Last month, the Atlanta-based rapper upped the ante with his ninth album, “Let the Trap Say Amen,” a collaboration with Zaytoven, a key trap music architect well known for his work with Gucci Mane. Zaytoven’s signature sound is informed largely by organs (he, too, was raised in the church), and Lecrae slots in nicely over the holy keys and thunderous 808s.

Lecrae’s lyrics focus on many of the same topics that inform most popular rap: his troubled upbringing, earthly temptations, the struggle to provide and thrive when the deck is stacked against him. There is also plenty of unabashed bravado. “I been rockin’ crowds on the big stage/I been made hits with some big names/yada yada yada yada/bought a Mercedes for my baby mama,” he brags on the opening track. He also uses terms from the rap vernacular, referring to the Lord as the “real plug” who has never let him down or left him in a drought.
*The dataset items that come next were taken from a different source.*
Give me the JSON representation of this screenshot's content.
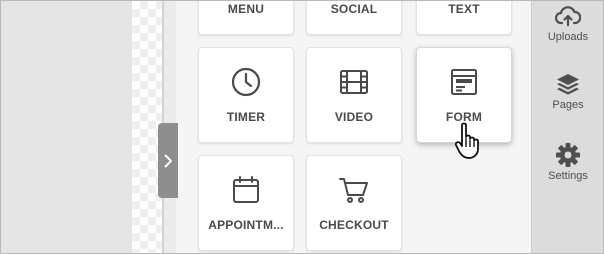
{
  "collapse_handle": {
    "icon": "chevron-right-icon"
  },
  "widgets": {
    "top_row": [
      {
        "label": "MENU"
      },
      {
        "label": "SOCIAL"
      },
      {
        "label": "TEXT"
      }
    ],
    "timer": {
      "label": "TIMER",
      "icon": "clock-icon"
    },
    "video": {
      "label": "VIDEO",
      "icon": "film-icon"
    },
    "form": {
      "label": "FORM",
      "icon": "form-icon"
    },
    "appointment": {
      "label": "APPOINTM...",
      "icon": "calendar-icon"
    },
    "checkout": {
      "label": "CHECKOUT",
      "icon": "shopping-cart-icon"
    }
  },
  "sidebar": {
    "uploads": {
      "label": "Uploads",
      "icon": "cloud-upload-icon"
    },
    "pages": {
      "label": "Pages",
      "icon": "layers-icon"
    },
    "settings": {
      "label": "Settings",
      "icon": "gear-icon"
    }
  },
  "cursor": {
    "icon": "hand-pointer-icon"
  },
  "colors": {
    "icon": "#4a4a4a",
    "panel": "#f5f5f5",
    "sidebar": "#dcdcdc",
    "handle": "#8e8e8e"
  }
}
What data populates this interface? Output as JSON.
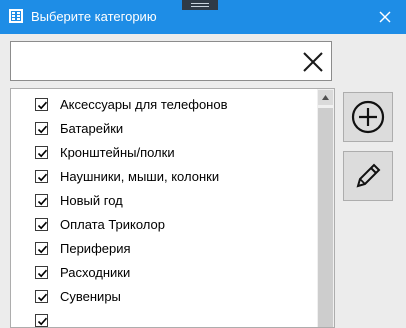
{
  "window": {
    "title": "Выберите категорию"
  },
  "search": {
    "value": "",
    "placeholder": ""
  },
  "categories": {
    "items": [
      {
        "label": "Аксессуары для телефонов",
        "checked": true
      },
      {
        "label": "Батарейки",
        "checked": true
      },
      {
        "label": "Кронштейны/полки",
        "checked": true
      },
      {
        "label": "Наушники, мыши, колонки",
        "checked": true
      },
      {
        "label": "Новый год",
        "checked": true
      },
      {
        "label": "Оплата Триколор",
        "checked": true
      },
      {
        "label": "Периферия",
        "checked": true
      },
      {
        "label": "Расходники",
        "checked": true
      },
      {
        "label": "Сувениры",
        "checked": true
      },
      {
        "label": "",
        "checked": true
      }
    ]
  },
  "actions": {
    "add_icon": "plus-circle-icon",
    "edit_icon": "pencil-icon"
  },
  "colors": {
    "titlebar": "#1e8de6",
    "background": "#ececec",
    "button": "#dcdcdc"
  }
}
There is not much difference between Lecrae’s “No need to make an apology, can’t take the credit, that’s God in me” on “Preach” and Chance the Rapper’s “Don’t believe in kings, believe in the Kingdom” attribution on his song “Blessings.” The implication is trap music as a sound and energy can be channeled into something positive – for every dealer on the corner, there’s a church on the next.
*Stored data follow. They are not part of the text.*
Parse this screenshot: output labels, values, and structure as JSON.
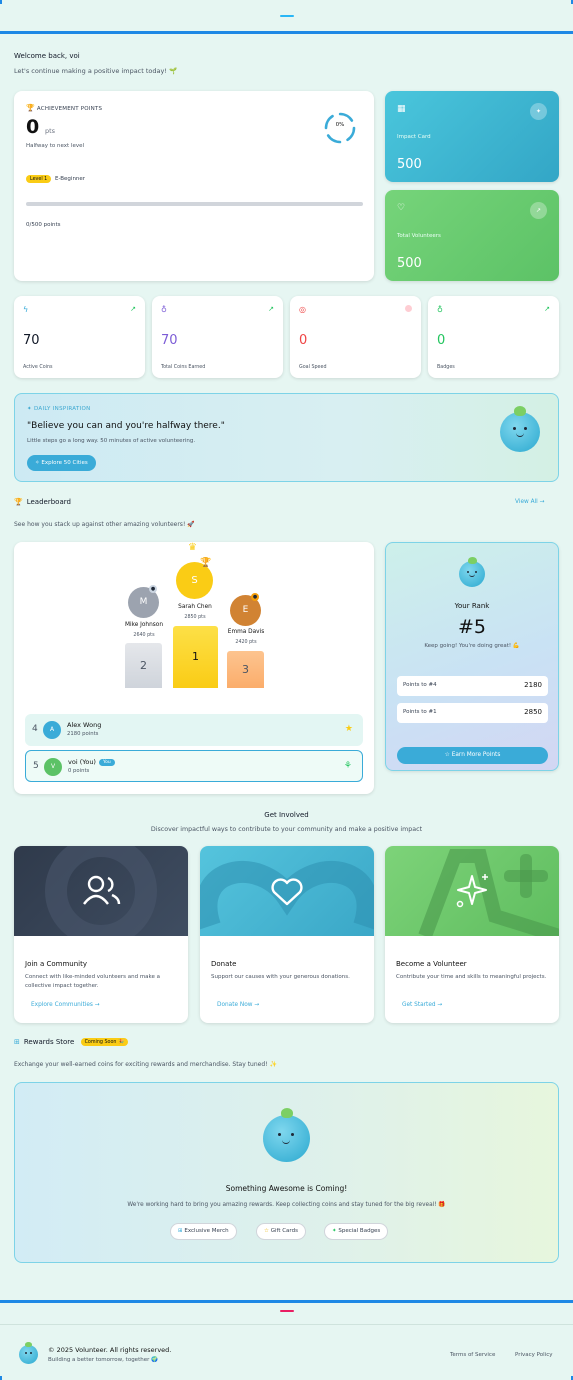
{
  "header": {},
  "welcome": {
    "title": "Welcome back, voi",
    "subtitle": "Let's continue making a positive impact today! 🌱"
  },
  "achievement": {
    "label": "ACHIEVEMENT POINTS",
    "value": "0",
    "unit": "pts",
    "caption": "Halfway to next level",
    "ring_text": "0%",
    "level_badge": "Level 1",
    "level_name": "E-Beginner",
    "progress_fraction": 0,
    "progress_text": "0/500 points"
  },
  "impact_card": {
    "label": "Impact Card",
    "value": "500"
  },
  "volunteers_card": {
    "label": "Total Volunteers",
    "value": "500"
  },
  "stats": [
    {
      "label": "Active Coins",
      "value": "70",
      "icon": "bolt-icon",
      "color": "#111827"
    },
    {
      "label": "Total Coins Earned",
      "value": "70",
      "icon": "medal-icon",
      "color": "#7c5cd6"
    },
    {
      "label": "Goal Speed",
      "value": "0",
      "icon": "target-icon",
      "color": "#ef4444"
    },
    {
      "label": "Badges",
      "value": "0",
      "icon": "award-icon",
      "color": "#22c55e"
    }
  ],
  "inspiration": {
    "tag": "DAILY INSPIRATION",
    "quote": "\"Believe you can and you're halfway there.\"",
    "subtext": "Little steps go a long way. 50 minutes of active volunteering.",
    "button": "Explore 50 Cities"
  },
  "leaderboard": {
    "title": "Leaderboard",
    "view_all": "View All",
    "subtitle": "See how you stack up against other amazing volunteers! 🚀",
    "podium": [
      {
        "initial": "M",
        "name": "Mike Johnson",
        "points": "2640 pts",
        "rank": "2"
      },
      {
        "initial": "S",
        "name": "Sarah Chen",
        "points": "2850 pts",
        "rank": "1"
      },
      {
        "initial": "E",
        "name": "Emma Davis",
        "points": "2420 pts",
        "rank": "3"
      }
    ],
    "rows": [
      {
        "rank": "4",
        "initial": "A",
        "name": "Alex Wong",
        "points": "2180 points"
      },
      {
        "rank": "5",
        "initial": "V",
        "name": "voi (You)",
        "points": "0 points",
        "badge": "You"
      }
    ]
  },
  "your_rank": {
    "title": "Your Rank",
    "rank": "#5",
    "message": "Keep going! You're doing great! 💪",
    "to4_label": "Points to #4",
    "to4_value": "2180",
    "to1_label": "Points to #1",
    "to1_value": "2850",
    "button": "Earn More Points"
  },
  "get_involved": {
    "title": "Get Involved",
    "subtitle": "Discover impactful ways to contribute to your community and make a positive impact",
    "cards": [
      {
        "title": "Join a Community",
        "desc": "Connect with like-minded volunteers and make a collective impact together.",
        "link": "Explore Communities"
      },
      {
        "title": "Donate",
        "desc": "Support our causes with your generous donations.",
        "link": "Donate Now"
      },
      {
        "title": "Become a Volunteer",
        "desc": "Contribute your time and skills to meaningful projects.",
        "link": "Get Started"
      }
    ]
  },
  "rewards": {
    "title": "Rewards Store",
    "badge": "Coming Soon 🎉",
    "subtitle": "Exchange your well-earned coins for exciting rewards and merchandise. Stay tuned! ✨",
    "heading": "Something Awesome is Coming!",
    "text": "We're working hard to bring you amazing rewards. Keep collecting coins and stay tuned for the big reveal! 🎁",
    "chips": [
      "Exclusive Merch",
      "Gift Cards",
      "Special Badges"
    ]
  },
  "footer": {
    "copyright": "© 2025 Volunteer. All rights reserved.",
    "tagline": "Building a better tomorrow, together 🌍",
    "terms": "Terms of Service",
    "privacy": "Privacy Policy"
  }
}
Hip-hop and R&B artists such as Teyana Taylor, Daniel Caesar and Blood Orange have incorporated direct callbacks to gospel songs in their releases to revive tunes from Marvin Sapp, Donnie McClurkin and the Clark Sisters, respectively. Dabbling in gospel is something of a secret weapon, giving their material a feeling of emotional heft. Snoop Dogg, a seasoned rapper with roots in the church, went all out with a 32-track double-disc set of holy music titled “Bible of Love.” He debuted on Billboard’s gospel charts in the top spot and remained there for seven weeks.
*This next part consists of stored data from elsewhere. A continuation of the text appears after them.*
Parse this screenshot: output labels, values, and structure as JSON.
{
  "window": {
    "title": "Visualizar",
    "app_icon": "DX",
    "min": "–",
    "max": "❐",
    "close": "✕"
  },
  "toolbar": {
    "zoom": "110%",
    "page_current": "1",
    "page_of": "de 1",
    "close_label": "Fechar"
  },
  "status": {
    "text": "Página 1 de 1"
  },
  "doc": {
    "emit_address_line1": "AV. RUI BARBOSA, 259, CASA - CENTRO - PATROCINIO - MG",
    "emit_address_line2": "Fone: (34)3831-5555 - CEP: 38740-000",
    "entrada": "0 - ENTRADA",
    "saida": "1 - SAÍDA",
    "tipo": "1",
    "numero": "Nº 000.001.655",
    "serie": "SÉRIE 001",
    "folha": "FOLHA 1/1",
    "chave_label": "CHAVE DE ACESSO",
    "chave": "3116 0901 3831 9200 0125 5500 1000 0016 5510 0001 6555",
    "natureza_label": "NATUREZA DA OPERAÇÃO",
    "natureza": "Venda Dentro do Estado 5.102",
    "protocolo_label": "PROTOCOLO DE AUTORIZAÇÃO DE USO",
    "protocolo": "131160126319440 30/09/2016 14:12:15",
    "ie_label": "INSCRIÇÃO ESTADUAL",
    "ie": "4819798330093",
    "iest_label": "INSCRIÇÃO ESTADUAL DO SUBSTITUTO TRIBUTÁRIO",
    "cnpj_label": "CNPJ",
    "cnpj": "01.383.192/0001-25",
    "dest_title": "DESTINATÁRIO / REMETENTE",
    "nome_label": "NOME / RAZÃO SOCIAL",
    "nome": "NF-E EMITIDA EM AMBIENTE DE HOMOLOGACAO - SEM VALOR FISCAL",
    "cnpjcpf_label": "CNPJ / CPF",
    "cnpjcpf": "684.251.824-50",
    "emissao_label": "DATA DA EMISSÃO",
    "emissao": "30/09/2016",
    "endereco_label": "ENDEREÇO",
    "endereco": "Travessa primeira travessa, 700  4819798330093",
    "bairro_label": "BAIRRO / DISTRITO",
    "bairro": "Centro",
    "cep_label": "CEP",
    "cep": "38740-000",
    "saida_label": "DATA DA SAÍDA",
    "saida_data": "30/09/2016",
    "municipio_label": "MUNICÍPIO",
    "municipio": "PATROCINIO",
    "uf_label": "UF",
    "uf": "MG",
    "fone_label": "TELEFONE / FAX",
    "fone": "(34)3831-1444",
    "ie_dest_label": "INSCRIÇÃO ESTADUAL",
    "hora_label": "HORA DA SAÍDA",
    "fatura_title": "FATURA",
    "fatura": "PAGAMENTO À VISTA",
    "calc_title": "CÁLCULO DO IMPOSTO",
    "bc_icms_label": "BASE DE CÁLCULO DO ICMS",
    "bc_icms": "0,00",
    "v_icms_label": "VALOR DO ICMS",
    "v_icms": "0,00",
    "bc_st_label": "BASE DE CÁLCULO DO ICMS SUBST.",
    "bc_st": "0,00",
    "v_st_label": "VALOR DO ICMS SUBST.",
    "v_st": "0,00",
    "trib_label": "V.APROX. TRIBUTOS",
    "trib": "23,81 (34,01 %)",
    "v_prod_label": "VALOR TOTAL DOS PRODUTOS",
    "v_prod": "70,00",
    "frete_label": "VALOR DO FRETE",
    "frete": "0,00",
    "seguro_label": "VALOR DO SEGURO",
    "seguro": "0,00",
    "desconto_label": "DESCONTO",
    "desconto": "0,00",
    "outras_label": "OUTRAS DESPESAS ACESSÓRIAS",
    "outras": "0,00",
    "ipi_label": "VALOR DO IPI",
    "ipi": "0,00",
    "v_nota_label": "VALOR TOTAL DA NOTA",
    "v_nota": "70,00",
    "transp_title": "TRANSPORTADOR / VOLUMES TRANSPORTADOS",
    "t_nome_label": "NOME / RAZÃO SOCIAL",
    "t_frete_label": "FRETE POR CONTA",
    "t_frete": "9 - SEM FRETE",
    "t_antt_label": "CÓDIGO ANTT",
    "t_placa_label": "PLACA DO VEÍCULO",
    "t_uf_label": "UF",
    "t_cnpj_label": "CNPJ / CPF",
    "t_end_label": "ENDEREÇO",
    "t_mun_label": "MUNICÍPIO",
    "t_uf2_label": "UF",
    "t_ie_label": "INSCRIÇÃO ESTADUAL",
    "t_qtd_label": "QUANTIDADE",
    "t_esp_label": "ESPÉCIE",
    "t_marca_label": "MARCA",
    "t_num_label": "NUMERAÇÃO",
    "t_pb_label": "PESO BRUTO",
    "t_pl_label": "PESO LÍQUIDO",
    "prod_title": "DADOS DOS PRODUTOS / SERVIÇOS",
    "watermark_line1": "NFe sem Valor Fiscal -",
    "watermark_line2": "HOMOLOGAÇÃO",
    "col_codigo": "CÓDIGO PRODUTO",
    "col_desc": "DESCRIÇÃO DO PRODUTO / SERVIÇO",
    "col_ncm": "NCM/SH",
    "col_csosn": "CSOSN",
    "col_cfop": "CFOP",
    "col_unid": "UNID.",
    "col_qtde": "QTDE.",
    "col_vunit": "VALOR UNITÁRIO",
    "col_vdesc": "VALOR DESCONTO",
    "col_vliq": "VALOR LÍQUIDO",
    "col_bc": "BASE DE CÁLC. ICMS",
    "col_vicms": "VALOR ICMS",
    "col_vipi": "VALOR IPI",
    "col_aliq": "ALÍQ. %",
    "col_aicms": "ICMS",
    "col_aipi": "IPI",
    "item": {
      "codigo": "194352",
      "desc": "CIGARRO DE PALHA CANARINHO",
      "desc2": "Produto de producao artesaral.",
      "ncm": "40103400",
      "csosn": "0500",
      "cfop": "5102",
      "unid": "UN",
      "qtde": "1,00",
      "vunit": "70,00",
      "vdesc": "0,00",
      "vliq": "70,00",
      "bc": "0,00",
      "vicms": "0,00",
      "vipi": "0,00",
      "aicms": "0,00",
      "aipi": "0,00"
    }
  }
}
“Snoop Dogg will be able to impact people – all due respect to other artists that are part of our roster – that they may not be privy to,” said Thornton, the RCA Inspiration executive who signed Snoop for this album.

“That person who is going through hard times and may never go to church, they know Snoop Dogg. And just out of curiosity, they may just go hear what he has to say,” Thornton says of the album’s significance.

While gospel’s stylistic shifts are unlikely to bring back the millennials who have largely abandoned the church, there is a chance to reconnect with them outside of the walls of the sanctuary.

“This generation, they want something fresh. They don’t necessarily want the same gospel their mother or grandmother was listening to. While they respect it and appreciate it, they want something they can listen to beyond Sunday morning,” Thornton says. “If we’re still talking to the same people every single Sunday, to me, we have a greater responsibility.”